Beschwerde gegen Erinnerung wegen Kostenansatz: Gebühr mit Klageeinreichung fällig
KI-Zusammenfassung
Der Kläger richtete eine Erinnerung gegen den Kostenansatz in einer Kostenrechnung; das Landgericht wies die Erinnerung zurück. Das OLG Köln bestätigte die Entscheidung und wies die Beschwerde zurück. Es stellte klar, dass nach der Neufassung des GKG (ab 1.7.1994) die Verfahrensgebühr mit Einreichung der Klageschrift fällig wird, auch wenn mangels Vorschuss keine Zustellung erfolgt; eine Ermäßigung nach KV 1202 bleibt möglich.
Ausgang: Beschwerde gegen Zurückweisung der Erinnerung gegen Kostenansatz vom OLG Köln zurückgewiesen
Abstrakte Rechtssätze
Nach der Neufassung des GKG wird die Verfahrensgebühr mit der Einreichung der Klageschrift fällig; es kommt nicht auf den Zeitpunkt der Zustellung an.
Bleibt die Zustellung wegen nicht geleisteten Vorschusses aus, entfällt die Gebührenschuld nicht; sie kann allenfalls nach KV 1202 ermäßigt werden.
Die Gesetzesänderung verfolgt das Ziel, bereits die bei Einreichung entstandenen Tätigkeiten des Gerichts gebührenpflichtig zu erfassen.
§ 61 GKG n.F. steht der Erhebung einer Gebühr bei ausbleibender Zustellung nicht entgegen; die Fälligkeit richtet sich nach dem Einreichungszeitpunkt.
Vorinstanzen
Landgericht Köln, 24 O 403/94
Tenor
Die Beschwerde wird zurückgewiesen.
Gründe
Die Beschwerde ist zulässig (§ 5 Abs. 4 GKG), aber unbegründet.
Das Landgericht hat mit Recht die Erinnerung des Klägers gegen den Kostenansatz in der Kostenrechnung vom 26. Juni 1995 zurückgewiesen.
Zutreffend wurde dem Kläger eine Gerichtsgebühr nach dem Gegenstandswert von 10.215 DM in Rechnung gestellt. Die seit dem 1. Juli 1994 gültige Neufassung des Gerichtskostengesetzes hat zu einigen wesentlichen strukturellen Änderungen geführt. Anders als nach früherem Recht besteht schon nach Einreichung einer Klage keine Möglichkeit mehr, einen vollständigen Wegfall der Verfahrensgebühr herbeizuführen. Auch dann, wenn - wie hier - die Klage mangels Einzahlung des erforderlichen Vorschusses nicht zugestellt wird, bleibt eine Gebühr geschuldet.

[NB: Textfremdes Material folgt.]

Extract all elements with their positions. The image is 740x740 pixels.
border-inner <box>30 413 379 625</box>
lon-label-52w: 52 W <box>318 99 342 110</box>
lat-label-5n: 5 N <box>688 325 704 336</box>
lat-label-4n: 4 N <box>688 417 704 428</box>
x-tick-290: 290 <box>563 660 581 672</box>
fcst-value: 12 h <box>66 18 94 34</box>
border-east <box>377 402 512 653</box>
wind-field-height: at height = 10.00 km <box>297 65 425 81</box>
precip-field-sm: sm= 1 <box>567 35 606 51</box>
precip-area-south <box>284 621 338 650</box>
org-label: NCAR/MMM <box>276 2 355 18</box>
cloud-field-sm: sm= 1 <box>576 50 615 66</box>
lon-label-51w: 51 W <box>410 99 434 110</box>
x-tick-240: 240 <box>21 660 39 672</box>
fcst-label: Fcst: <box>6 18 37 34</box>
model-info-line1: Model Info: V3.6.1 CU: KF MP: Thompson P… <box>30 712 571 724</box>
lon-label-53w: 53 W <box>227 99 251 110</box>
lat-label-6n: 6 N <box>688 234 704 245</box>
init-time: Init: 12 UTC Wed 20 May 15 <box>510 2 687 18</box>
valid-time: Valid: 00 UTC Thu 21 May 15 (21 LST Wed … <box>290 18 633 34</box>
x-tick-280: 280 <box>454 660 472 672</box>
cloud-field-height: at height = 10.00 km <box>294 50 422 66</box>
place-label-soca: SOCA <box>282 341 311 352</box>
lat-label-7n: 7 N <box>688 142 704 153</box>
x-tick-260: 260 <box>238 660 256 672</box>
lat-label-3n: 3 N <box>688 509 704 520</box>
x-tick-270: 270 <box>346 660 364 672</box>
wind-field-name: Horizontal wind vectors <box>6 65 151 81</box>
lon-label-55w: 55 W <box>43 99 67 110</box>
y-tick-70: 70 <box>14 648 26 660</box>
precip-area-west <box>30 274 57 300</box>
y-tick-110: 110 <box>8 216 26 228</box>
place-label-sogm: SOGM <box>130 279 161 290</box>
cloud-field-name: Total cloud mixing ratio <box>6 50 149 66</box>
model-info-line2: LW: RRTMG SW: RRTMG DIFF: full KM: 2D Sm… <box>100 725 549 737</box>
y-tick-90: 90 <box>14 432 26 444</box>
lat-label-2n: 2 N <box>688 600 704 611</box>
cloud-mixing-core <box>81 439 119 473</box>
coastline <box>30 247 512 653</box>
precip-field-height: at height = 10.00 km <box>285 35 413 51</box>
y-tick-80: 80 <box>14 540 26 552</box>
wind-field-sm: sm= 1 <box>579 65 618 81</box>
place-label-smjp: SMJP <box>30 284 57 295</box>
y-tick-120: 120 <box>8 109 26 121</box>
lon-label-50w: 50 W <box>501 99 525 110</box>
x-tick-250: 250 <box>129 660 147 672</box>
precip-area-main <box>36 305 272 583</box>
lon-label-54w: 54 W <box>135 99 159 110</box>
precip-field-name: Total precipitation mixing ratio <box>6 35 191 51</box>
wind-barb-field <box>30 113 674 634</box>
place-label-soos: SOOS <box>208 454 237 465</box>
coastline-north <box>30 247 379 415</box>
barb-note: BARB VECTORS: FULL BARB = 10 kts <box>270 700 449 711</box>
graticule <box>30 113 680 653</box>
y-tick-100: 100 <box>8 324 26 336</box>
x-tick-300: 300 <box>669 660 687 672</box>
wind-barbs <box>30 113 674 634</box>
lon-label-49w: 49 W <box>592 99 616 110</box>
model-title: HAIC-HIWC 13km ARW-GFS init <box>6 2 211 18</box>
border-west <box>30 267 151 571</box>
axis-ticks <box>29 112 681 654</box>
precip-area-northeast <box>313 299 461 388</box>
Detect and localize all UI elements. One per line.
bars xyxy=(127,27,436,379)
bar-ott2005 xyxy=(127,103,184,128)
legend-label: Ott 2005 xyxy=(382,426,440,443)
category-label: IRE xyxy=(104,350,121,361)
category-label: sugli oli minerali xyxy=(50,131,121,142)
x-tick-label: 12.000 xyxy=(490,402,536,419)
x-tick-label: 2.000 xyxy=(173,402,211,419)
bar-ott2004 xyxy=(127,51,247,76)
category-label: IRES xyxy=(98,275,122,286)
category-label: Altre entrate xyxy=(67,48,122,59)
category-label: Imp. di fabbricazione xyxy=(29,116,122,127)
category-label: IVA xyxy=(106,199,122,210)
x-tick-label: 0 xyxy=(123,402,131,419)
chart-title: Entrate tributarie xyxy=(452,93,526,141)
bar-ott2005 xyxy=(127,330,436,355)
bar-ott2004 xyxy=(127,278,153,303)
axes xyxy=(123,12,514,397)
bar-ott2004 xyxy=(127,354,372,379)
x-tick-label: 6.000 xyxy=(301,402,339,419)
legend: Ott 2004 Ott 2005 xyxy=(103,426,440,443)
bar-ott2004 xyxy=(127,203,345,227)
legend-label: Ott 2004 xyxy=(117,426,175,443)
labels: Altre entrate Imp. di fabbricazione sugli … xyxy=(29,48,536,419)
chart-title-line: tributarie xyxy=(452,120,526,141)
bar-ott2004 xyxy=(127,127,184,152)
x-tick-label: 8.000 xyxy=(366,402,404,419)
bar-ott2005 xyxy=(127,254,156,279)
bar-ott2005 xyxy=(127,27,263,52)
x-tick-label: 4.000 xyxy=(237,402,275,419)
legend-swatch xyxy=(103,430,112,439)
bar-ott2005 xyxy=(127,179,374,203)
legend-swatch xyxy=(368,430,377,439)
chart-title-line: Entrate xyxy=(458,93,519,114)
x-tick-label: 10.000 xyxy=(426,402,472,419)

Dies ist eine Folge der Neufassung von KV 1202. Die Gesetzesänderung erfolgte erklärtermaßen (Bundestagsdrucksache 12/6962, 69) mit dem Ziel, schon die Tätigkeit gebührenpflichtig auszugestalten, die das Gericht nach Einreichung einer Klageschrift entfalten muß. In der zitierten Begründung der Gesetzesänderung heißt es: "Auch im Fall frühzeitiger Klagerücknahme sind regelmäßig bei Gericht bereits erhebliche Arbeiten angefallen, vor allem für die Geschäftsstelle, aber auch für das Gericht (z.B. vorläufige Wertfestsetzung nach § 25 E). Es wird häufig von den Umständen des Einzelfalls abhängen, zu welchem Zeitpunkt das Gericht sich eingehend mit dem Streitstoff befaßt."
Diese Gründe haben auch für den Fall Gültigkeit, in dem die Klage nicht zurückgenommen wird, sondern mangels Vorschußzahlung gar nicht erst zugestellt wird. Auch in diesem Fall hat das Gericht sich mit der Klageschrift befaßt. Entgegen der Auffassung des Klägers steht dem § 61 GKG nicht entgegen. Vielmehr steht die Neufassung dieser Vorschrift mit der dargelegten Gesetzeslage in Einklang. In § 61 GKG n.F. heißt es ausdrücklich, daß "die Gebühr mit der Einreichung der Klage- ...schrift" fällig wird. Wird nach der Einreichung (es kommt also nicht auf den Zeitpunkt der Zustellung an) der Klageschrift das Verfahren nicht weiter betrieben, so entfällt die zuvor fällig gewordene Gebührenschuld nicht, sie ermäßigt sich nur auf die Höhe einer Gebühr, vgl. KV 1202.
Eine Kostenentscheidung ergeht nicht. Das Verfahren über die Beschwerde ist gerichtsgebührenfrei. Kosten werden nicht erstattet.